The smaller LCDs also allow the commercial projector to take more advantage of the square law. Because we use larger LCD panels, we NEED more distance between the LCD and the light source. For a 15" LCD, if the center of the collimator fresnel is 220mm away, the corner is 291mm away. (Basic pythagorus calculation) Apply square law to that, and the BRIGHTEST that the corner can be is about 57% of the brightness of the center, assuming no other inherent losses (which there are, because of the angle of incidence.) By contrast, a 1.5" LCD can be a mere 40mm away from the arc, and come up with much better vignetting numbers. Even counting the smaller area, the end result is a much greater ratio of lumens produced to lumens projected.

This is also why it is POSSIBLE to get more lumens through a smaller panel. It is not possible if you make everything the same, but because you don't have to make things the same, it becomes so. There is, however a price to pay, in that a smaller panel puts more stringent requirements on the lamp. This is why commercial PJ lamps cost hundreds of dollars and have much shorter life expenctancy than our lamps. So it's all about trade-offs.
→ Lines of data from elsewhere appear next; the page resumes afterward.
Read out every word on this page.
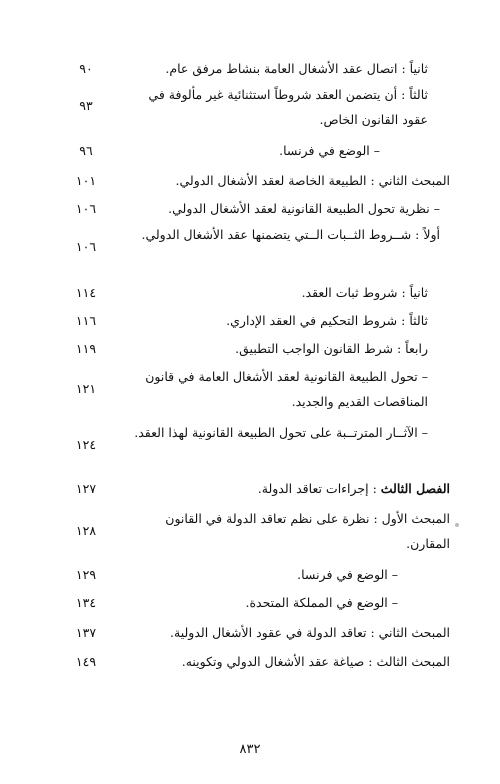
ثانياً : اتصال عقد الأشغال العامة بنشاط مرفق عام.
٩٠
ثالثاً : أن يتضمن العقد شروطاً استثنائية غير مألوفة في عقود القانون الخاص.
٩٣
– الوضع في فرنسا.
٩٦
المبحث الثاني : الطبيعة الخاصة لعقد الأشغال الدولي.
١٠١
– نظرية تحول الطبيعة القانونية لعقد الأشغال الدولي.
١٠٦
أولاً : شــروط الثــبات الــتي يتضمنها عقد الأشغال الدولي.
١٠٦
ثانياً : شروط ثبات العقد.
١١٤
ثالثاً : شروط التحكيم في العقد الإداري.
١١٦
رابعاً : شرط القانون الواجب التطبيق.
١١٩
– تحول الطبيعة القانونية لعقد الأشغال العامة في قانون المناقصات القديم والجديد.
١٢١
– الآثــار المترتــبة على تحول الطبيعة القانونية لهذا العقد.
١٢٤
الفصل الثالث : إجراءات تعاقد الدولة.
١٢٧
المبحث الأول : نظرة على نظم تعاقد الدولة في القانون المقارن.
١٢٨
– الوضع في فرنسا.
١٢٩
– الوضع في المملكة المتحدة.
١٣٤
المبحث الثاني : تعاقد الدولة في عقود الأشغال الدولية.
١٣٧
المبحث الثالث : صياغة عقد الأشغال الدولي وتكوينه.
١٤٩
٨٣٢
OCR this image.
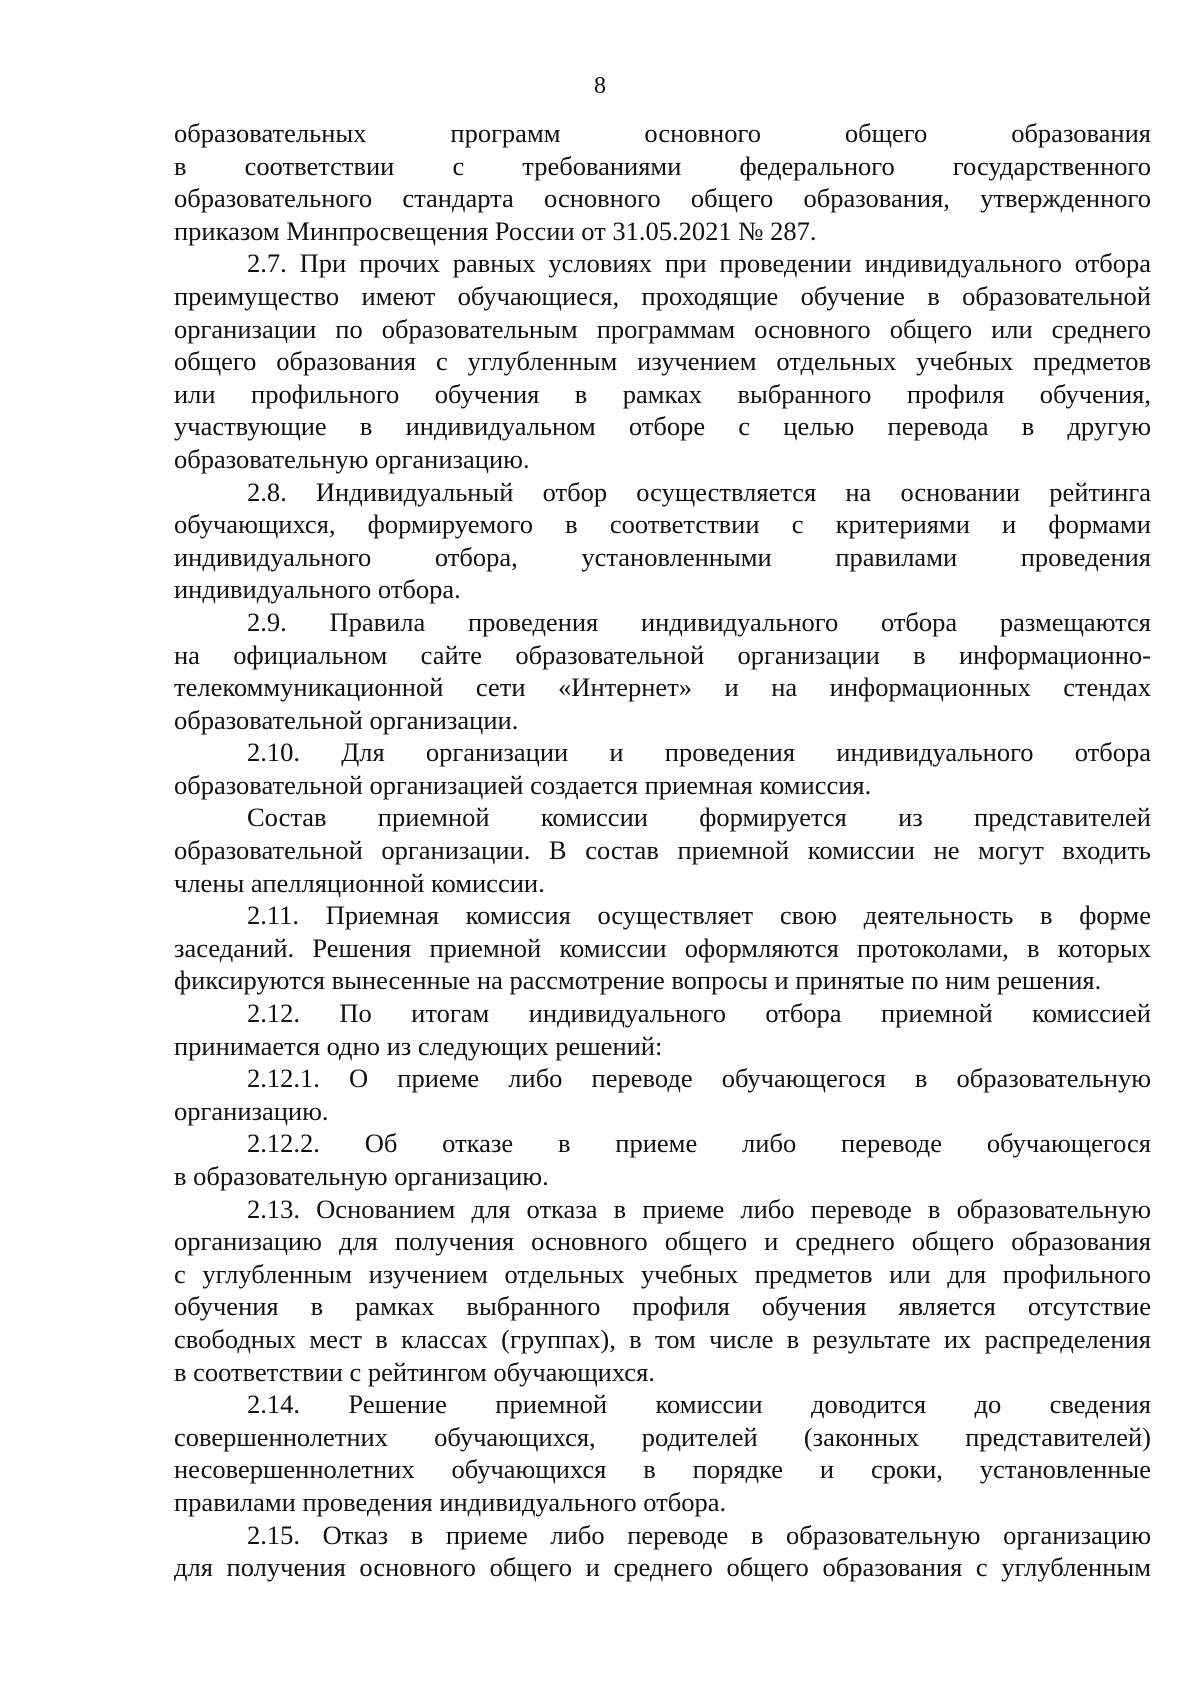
8

образовательных программ основного общего образования
в соответствии с требованиями федерального государственного
образовательного стандарта основного общего образования, утвержденного
приказом Минпросвещения России от 31.05.2021 № 287.

2.7. При прочих равных условиях при проведении индивидуального отбора
преимущество имеют обучающиеся, проходящие обучение в образовательной
организации по образовательным программам основного общего или среднего
общего образования с углубленным изучением отдельных учебных предметов
или профильного обучения в рамках выбранного профиля обучения,
участвующие в индивидуальном отборе с целью перевода в другую
образовательную организацию.

2.8. Индивидуальный отбор осуществляется на основании рейтинга
обучающихся, формируемого в соответствии с критериями и формами
индивидуального отбора, установленными правилами проведения
индивидуального отбора.

2.9. Правила проведения индивидуального отбора размещаются
на официальном сайте образовательной организации в информационно-
телекоммуникационной сети «Интернет» и на информационных стендах
образовательной организации.

2.10. Для организации и проведения индивидуального отбора
образовательной организацией создается приемная комиссия.

Состав приемной комиссии формируется из представителей
образовательной организации. В состав приемной комиссии не могут входить
члены апелляционной комиссии.

2.11. Приемная комиссия осуществляет свою деятельность в форме
заседаний. Решения приемной комиссии оформляются протоколами, в которых
фиксируются вынесенные на рассмотрение вопросы и принятые по ним решения.

2.12. По итогам индивидуального отбора приемной комиссией
принимается одно из следующих решений:

2.12.1. О приеме либо переводе обучающегося в образовательную
организацию.

2.12.2. Об отказе в приеме либо переводе обучающегося
в образовательную организацию.

2.13. Основанием для отказа в приеме либо переводе в образовательную
организацию для получения основного общего и среднего общего образования
с углубленным изучением отдельных учебных предметов или для профильного
обучения в рамках выбранного профиля обучения является отсутствие
свободных мест в классах (группах), в том числе в результате их распределения
в соответствии с рейтингом обучающихся.

2.14. Решение приемной комиссии доводится до сведения
совершеннолетних обучающихся, родителей (законных представителей)
несовершеннолетних обучающихся в порядке и сроки, установленные
правилами проведения индивидуального отбора.

2.15. Отказ в приеме либо переводе в образовательную организацию
для получения основного общего и среднего общего образования с углубленным
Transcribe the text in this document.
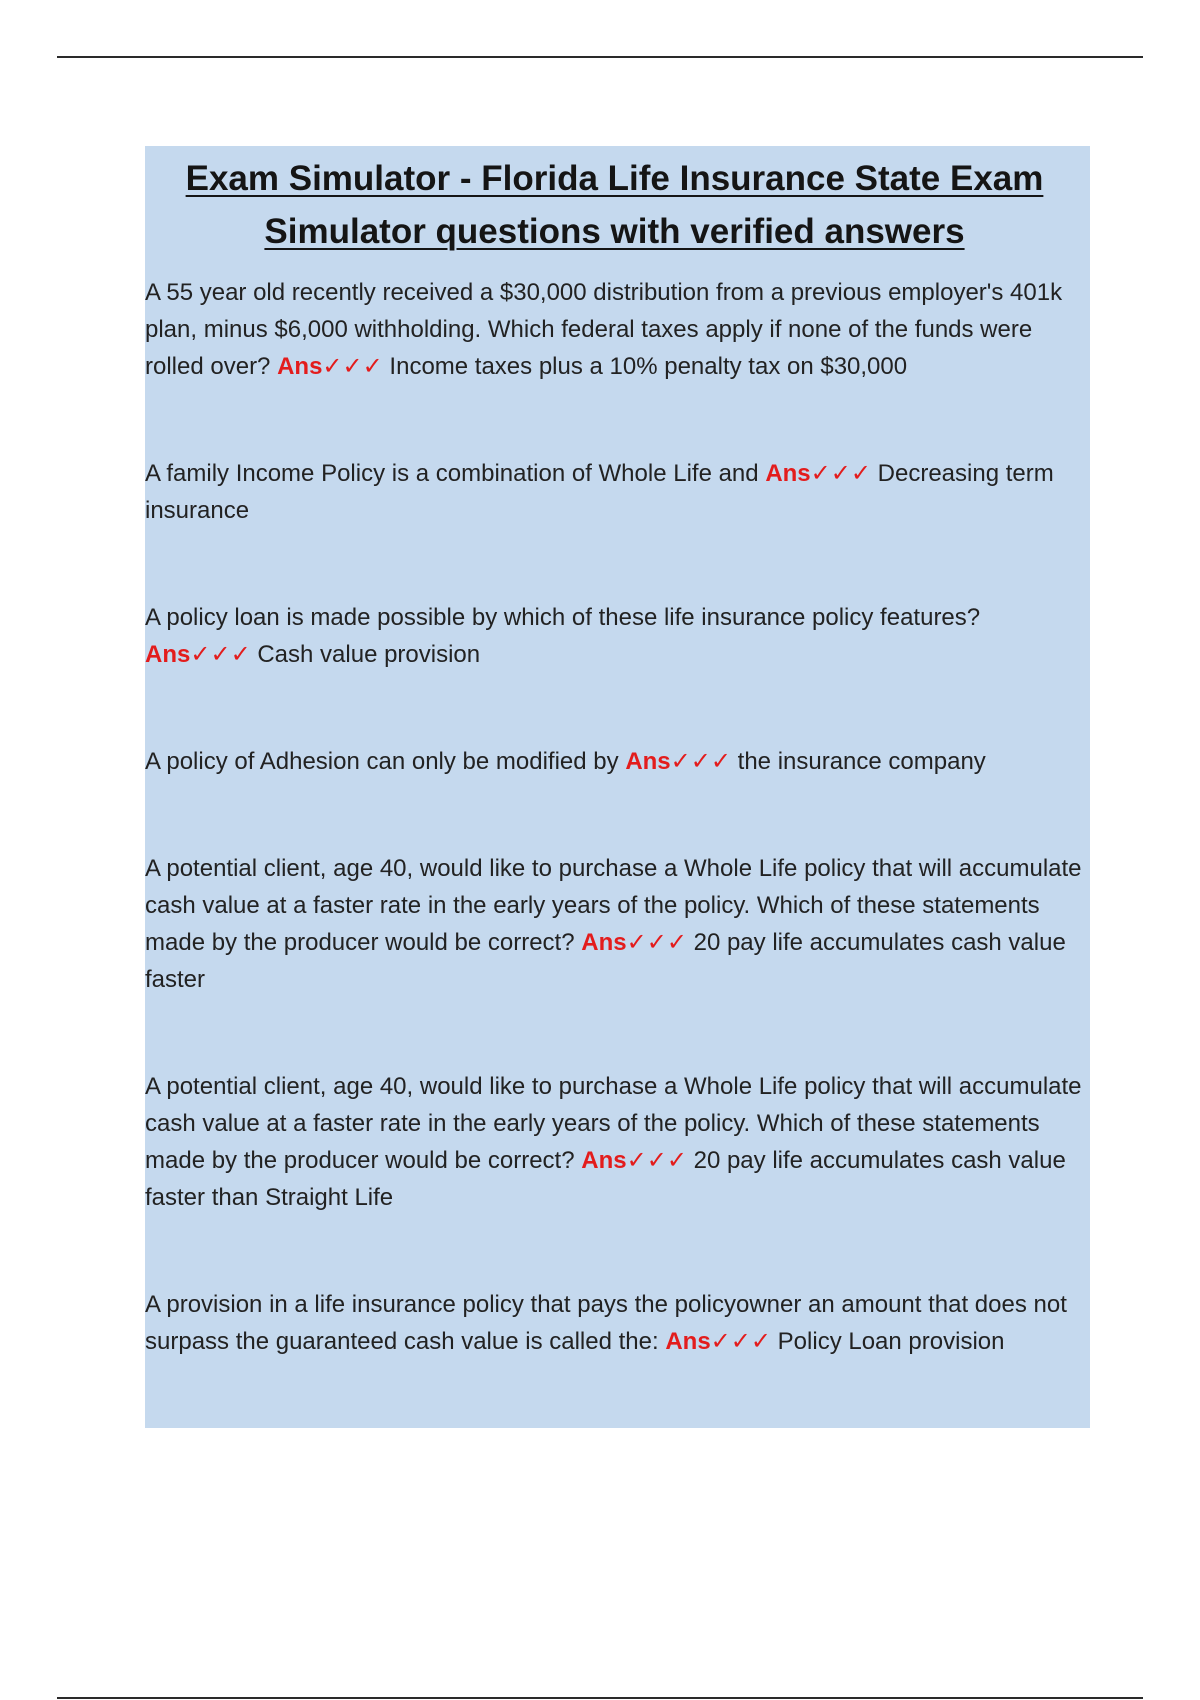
Exam Simulator - Florida Life Insurance State Exam
Simulator questions with verified answers

A 55 year old recently received a $30,000 distribution from a previous employer's 401k plan, minus $6,000 withholding. Which federal taxes apply if none of the funds were rolled over? Ans✓✓✓ Income taxes plus a 10% penalty tax on $30,000

A family Income Policy is a combination of Whole Life and Ans✓✓✓ Decreasing term insurance

A policy loan is made possible by which of these life insurance policy features? Ans✓✓✓ Cash value provision

A policy of Adhesion can only be modified by Ans✓✓✓ the insurance company

A potential client, age 40, would like to purchase a Whole Life policy that will accumulate cash value at a faster rate in the early years of the policy. Which of these statements made by the producer would be correct? Ans✓✓✓ 20 pay life accumulates cash value faster

A potential client, age 40, would like to purchase a Whole Life policy that will accumulate cash value at a faster rate in the early years of the policy. Which of these statements made by the producer would be correct? Ans✓✓✓ 20 pay life accumulates cash value faster than Straight Life

A provision in a life insurance policy that pays the policyowner an amount that does not surpass the guaranteed cash value is called the: Ans✓✓✓ Policy Loan provision
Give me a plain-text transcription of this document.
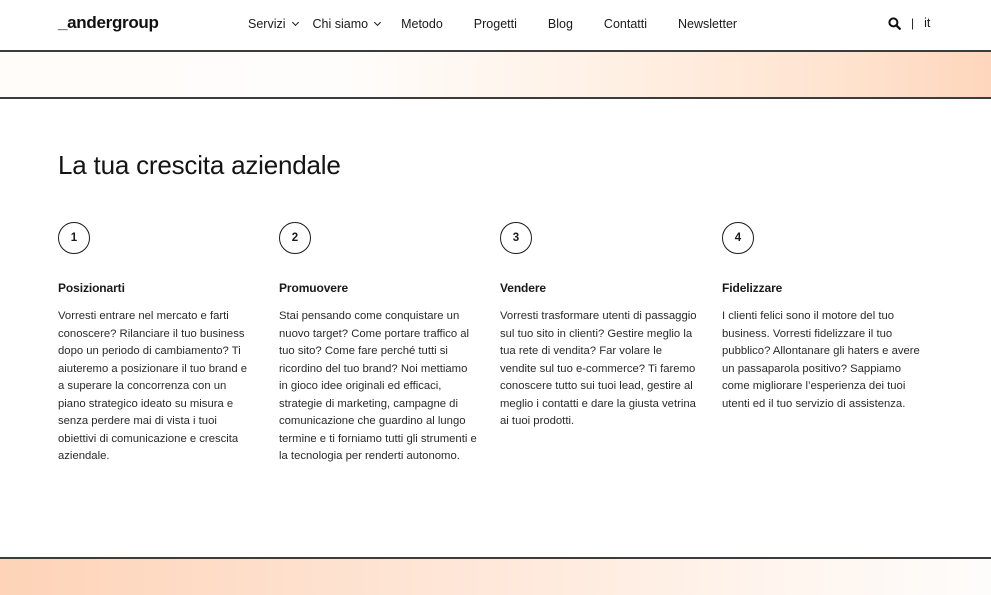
_andergroup	Servizi Chi siamo	Metodo Progetti Blog Contatti Newsletter	| it
La tua crescita aziendale
1
Posizionarti

Vorresti entrare nel mercato e farti conoscere? Rilanciare il tuo business dopo un periodo di cambiamento? Ti aiuteremo a posizionare il tuo brand e a superare la concorrenza con un piano strategico ideato su misura e senza perdere mai di vista i tuoi obiettivi di comunicazione e crescita aziendale.

2
Promuovere

Stai pensando come conquistare un nuovo target? Come portare traffico al tuo sito? Come fare perché tutti si ricordino del tuo brand? Noi mettiamo in gioco idee originali ed efficaci, strategie di marketing, campagne di comunicazione che guardino al lungo termine e ti forniamo tutti gli strumenti e la tecnologia per renderti autonomo.

3
Vendere

Vorresti trasformare utenti di passaggio sul tuo sito in clienti? Gestire meglio la tua rete di vendita? Far volare le vendite sul tuo e-commerce? Ti faremo conoscere tutto sui tuoi lead, gestire al meglio i contatti e dare la giusta vetrina ai tuoi prodotti.

4
Fidelizzare

I clienti felici sono il motore del tuo business. Vorresti fidelizzare il tuo pubblico? Allontanare gli haters e avere un passaparola positivo? Sappiamo come migliorare l’esperienza dei tuoi utenti ed il tuo servizio di assistenza.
Commercial projectors want small case sizes, which means small panels, close distances, and expensive, short-lived lamps. We WANT the small panels, but there are limits to what we can get that are still reasonable. (This is why the 10.6" HD panels were/are such a big deal.)

So basically, it comes down to commercial projectors having less loss due to square law than DIY. This allows them to put more lumens on the screen with less power dissipated. Greater efficiency and smaller size, but at a cost in limitations of the lamp itself.

DLP is a whole different animal, and there's no useful comparison. DLP is far more efficient, though because of the "colour wheel" it ends up losing some of it's efficiency gain by strobing the mirrors. (This is what results in some people getting "rainbow" effect from DLP projectors -- it creates the 'red' image, then when the wheel turns to the green filter, it creates the 'green' image, then the wheel turns, and it creates the 'blue' image, then back to red.) It's still very efficient, and can have amazing contrast ratios. But there is no useful standard of comparson between that and LCD technology.